This post is a short summary of how us lot at Aardman found it working in partnership with Bristol Museum and Bristol University.
We are well versed in building partnerships with our various clients – be it to produce TV commercials, video games or digital tools. The Hidden Museum project pushed the partnership model to another level – with three equal partners, all aiming to achieve a goal that we defined ourselves, and trying to figure it all out together as we went along.
The Digital R&D Fund for the Arts requires project teams to have 3 partners from set disciplines: An Arts partner, a Research partner and a Tech partner. This interdisciplinary trinity forms a super-stable foundation on which to work; the Museum provided the requirements, context and content, the University provided the objective framework, and we provided the means, management and distillation of everyone’s ideas. Although of course in reality these distinctions blur a lot…
As a group of 3 very busy organisations – each with our own respective teams – it was invaluable to have one point for all project management. And luckily we were very privileged to have two partners who were happy to bend their usual way of working to how we do things at Aardman – organising the work and collaboration around our usual agile structure.
It really helped to have everyone local, who were able to meet up on short notice (and at minimal expense), and shared a willingness to use all used the same communication tools. We generally used Basecamp for communications, Trello for task lists, and met regularly for sprint planning and closedowns.
Emphasis on research
The research goal of the project really helped shape our user stories by those that would best answer the research questions, rather than getting carried away by the technical wizardry at our fingertips, or the huge breadth of content at the Museum. And the R&D focus liberated us all to genuinely respond to user testing results – a rare privilege when working commercially.
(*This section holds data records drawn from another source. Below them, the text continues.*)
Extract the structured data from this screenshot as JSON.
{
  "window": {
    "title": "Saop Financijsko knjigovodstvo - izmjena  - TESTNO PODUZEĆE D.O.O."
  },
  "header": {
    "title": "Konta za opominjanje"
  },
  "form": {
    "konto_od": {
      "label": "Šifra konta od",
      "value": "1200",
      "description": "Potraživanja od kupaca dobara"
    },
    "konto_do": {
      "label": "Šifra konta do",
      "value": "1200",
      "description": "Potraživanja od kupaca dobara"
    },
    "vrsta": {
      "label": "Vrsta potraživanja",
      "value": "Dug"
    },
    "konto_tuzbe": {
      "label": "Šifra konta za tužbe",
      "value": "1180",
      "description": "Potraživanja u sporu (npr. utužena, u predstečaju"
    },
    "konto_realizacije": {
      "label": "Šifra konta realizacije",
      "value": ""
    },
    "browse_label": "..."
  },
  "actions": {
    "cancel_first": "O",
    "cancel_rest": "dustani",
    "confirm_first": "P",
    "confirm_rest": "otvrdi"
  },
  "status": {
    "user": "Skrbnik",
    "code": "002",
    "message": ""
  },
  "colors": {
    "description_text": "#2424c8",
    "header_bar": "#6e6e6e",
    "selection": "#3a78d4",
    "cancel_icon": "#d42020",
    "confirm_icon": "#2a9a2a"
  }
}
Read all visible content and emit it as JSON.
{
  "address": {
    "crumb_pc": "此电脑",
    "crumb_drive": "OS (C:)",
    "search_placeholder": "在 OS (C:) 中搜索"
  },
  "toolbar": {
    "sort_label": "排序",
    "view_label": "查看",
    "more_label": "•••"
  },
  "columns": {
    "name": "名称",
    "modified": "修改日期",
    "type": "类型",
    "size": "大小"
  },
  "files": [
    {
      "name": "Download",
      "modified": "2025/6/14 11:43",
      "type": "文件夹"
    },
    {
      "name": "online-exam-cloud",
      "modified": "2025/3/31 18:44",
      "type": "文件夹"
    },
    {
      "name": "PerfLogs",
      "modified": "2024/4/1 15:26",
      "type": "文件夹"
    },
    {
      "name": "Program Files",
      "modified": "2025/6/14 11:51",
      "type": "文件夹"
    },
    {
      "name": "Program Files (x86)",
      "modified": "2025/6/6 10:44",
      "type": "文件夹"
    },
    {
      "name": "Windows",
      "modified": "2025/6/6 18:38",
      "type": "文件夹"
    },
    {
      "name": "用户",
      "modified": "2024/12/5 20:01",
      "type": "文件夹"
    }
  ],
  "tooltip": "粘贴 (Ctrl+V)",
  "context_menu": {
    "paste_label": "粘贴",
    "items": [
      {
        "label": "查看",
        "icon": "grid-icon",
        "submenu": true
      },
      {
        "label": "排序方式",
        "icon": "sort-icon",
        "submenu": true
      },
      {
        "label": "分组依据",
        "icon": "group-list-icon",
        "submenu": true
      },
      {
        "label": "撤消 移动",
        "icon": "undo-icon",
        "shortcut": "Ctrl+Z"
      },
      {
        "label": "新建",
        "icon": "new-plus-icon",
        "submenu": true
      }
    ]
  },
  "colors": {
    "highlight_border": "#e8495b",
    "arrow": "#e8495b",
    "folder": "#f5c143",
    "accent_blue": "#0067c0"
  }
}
Our close partnership enabled the museum’s senior curator Gail Boyle to be such a key member of the team – helping design the product in full context of the space, and providing in-depth knowledge about the museum and its collections – as well as a massive willingness and effort to create all the content… a huge undertaking!
It’s not over yet…
For the time being we’ve now come to the end of our role in the project, and it’s now ready for the research team to finish their testing to find out how this kind of technology really impacts museum visits. It’s been a great process – both liberating and focused – which has provided huge insights into each of our different worlds. Long may the partnership continue!